Du quantitatif seul caché derrière une adhésion à DORA ?
Dans sa réponse, la Première Ministre affirme que le SGPI « a fait le choix d’un référentiel d’évaluation des projets de recherche multicritères, portant sur l’ensemble des dimensions clés des activités de recherche, et en accordant, comme l’y encourage la déclaration de DORA, une place significative à l’évaluation qualitative articulée à une utilisation responsable d’indicateurs bibliométrique ».
Mais quand il s'agit de lister ces multicritères aux côtés des indicateurs bibliométriques comme le H index (indice de quantification de la productivité scientifique basé sur le nombre de citations des publications du chercheur, NDLR), aucune évaluation qualitative des articles scientifiques n'est citée. Seuls le sont des critères socio-économiques comme les brevets déposés, « l'intensité partenariale dans les collaborations nouées par les structures de recherche avec des écosystèmes », les retombées territoriales et, comme un cheveu sur la soupe, le nombre de frais de publication des articles en accès ouverts (Article processing charges, APC, en anglais).
La pré-évaluation automatique des dossiers poussée par Bruno Bonnell semble bien se baser essentiellement sur des critères quantitatifs plutôt que qualitatifs, en contradiction avec les signatures de la DORA.

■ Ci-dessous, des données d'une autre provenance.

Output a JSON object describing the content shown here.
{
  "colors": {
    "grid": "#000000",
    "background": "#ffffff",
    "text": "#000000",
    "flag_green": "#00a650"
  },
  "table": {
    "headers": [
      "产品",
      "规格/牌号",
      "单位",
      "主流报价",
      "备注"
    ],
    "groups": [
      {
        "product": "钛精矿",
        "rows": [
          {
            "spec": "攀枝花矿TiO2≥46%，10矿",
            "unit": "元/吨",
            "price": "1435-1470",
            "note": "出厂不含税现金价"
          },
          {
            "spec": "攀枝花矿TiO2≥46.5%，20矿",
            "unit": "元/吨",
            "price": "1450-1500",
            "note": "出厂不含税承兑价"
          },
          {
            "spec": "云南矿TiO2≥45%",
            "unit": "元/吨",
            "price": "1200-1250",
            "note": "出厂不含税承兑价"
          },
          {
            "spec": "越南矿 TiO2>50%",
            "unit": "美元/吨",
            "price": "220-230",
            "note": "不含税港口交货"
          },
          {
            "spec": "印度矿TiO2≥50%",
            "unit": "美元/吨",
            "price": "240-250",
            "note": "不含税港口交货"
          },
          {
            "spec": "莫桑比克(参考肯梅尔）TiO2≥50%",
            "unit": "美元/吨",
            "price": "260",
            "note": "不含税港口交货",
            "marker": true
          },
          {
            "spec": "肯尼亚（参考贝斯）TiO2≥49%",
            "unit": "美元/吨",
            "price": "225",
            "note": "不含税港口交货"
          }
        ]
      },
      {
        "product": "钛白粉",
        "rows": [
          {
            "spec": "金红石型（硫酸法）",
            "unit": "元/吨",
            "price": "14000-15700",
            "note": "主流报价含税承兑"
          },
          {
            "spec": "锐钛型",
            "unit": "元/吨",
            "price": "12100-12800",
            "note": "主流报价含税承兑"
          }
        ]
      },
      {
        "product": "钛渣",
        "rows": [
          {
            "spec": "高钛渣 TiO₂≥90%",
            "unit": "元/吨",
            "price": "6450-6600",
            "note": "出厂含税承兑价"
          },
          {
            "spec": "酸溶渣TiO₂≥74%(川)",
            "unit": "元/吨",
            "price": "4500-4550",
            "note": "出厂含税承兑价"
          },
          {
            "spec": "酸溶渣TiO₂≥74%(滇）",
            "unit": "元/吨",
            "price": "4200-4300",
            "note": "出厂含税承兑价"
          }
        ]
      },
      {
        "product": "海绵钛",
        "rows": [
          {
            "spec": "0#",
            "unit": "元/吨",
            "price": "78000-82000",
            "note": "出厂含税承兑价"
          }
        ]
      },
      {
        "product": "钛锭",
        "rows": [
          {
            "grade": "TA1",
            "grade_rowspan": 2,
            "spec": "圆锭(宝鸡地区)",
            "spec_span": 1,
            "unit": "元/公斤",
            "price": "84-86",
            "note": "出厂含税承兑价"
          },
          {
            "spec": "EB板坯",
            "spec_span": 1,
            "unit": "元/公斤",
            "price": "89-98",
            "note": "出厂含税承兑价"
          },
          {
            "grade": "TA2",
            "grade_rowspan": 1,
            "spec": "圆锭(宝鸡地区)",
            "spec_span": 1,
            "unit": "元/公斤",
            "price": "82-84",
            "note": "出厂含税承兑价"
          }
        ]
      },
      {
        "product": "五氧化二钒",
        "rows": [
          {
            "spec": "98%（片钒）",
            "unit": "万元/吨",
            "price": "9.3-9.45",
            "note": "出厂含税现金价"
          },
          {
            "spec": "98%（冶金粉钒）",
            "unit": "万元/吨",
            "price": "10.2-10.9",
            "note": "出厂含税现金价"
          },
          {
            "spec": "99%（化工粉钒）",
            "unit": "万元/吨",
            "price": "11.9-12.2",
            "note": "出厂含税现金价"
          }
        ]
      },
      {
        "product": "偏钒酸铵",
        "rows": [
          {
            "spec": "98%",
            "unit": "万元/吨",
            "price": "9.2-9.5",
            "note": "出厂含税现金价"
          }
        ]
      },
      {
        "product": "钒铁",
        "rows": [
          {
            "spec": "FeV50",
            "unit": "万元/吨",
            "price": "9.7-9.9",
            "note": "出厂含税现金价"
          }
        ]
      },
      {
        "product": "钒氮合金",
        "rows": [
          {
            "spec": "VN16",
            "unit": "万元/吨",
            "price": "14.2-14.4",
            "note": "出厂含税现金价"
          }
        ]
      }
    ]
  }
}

Un buzzword cachant le concret
Interrogé par la newsletter spécialisée The Meta News, Bruno Bonnell évoque une expérimentation comparant l'évaluation par des jurys et par des algorithmes pour trancher la question. Et quand la newsletter lui pose la question « Concrètement, qu’allez-vous mettre en place, en ce cas ? », le secrétaire général pour l’investissement répond :
« Quand on voit ce que permet l’IA génératrice, il serait dommage de ne pas se poser la question. Je ne veux simplement pas exclure de bonnes idées à cause de biais cognitifs qu’auraient les jurys et pas non plus automatiser de manière déshumanisée la sélection. »
S'il est difficile de comprendre de cette réponse ce que le SGPI va mettre en place concrètement, l'évocation du buzzword « IA génératrice » (appellation des intelligences artificielles comme ChatGPT ou Dall-E utilisant les grands modèles de langage et générant des textes, des images ou du code), ne dirige pas cette pré-évaluation vers des critères qualitatifs.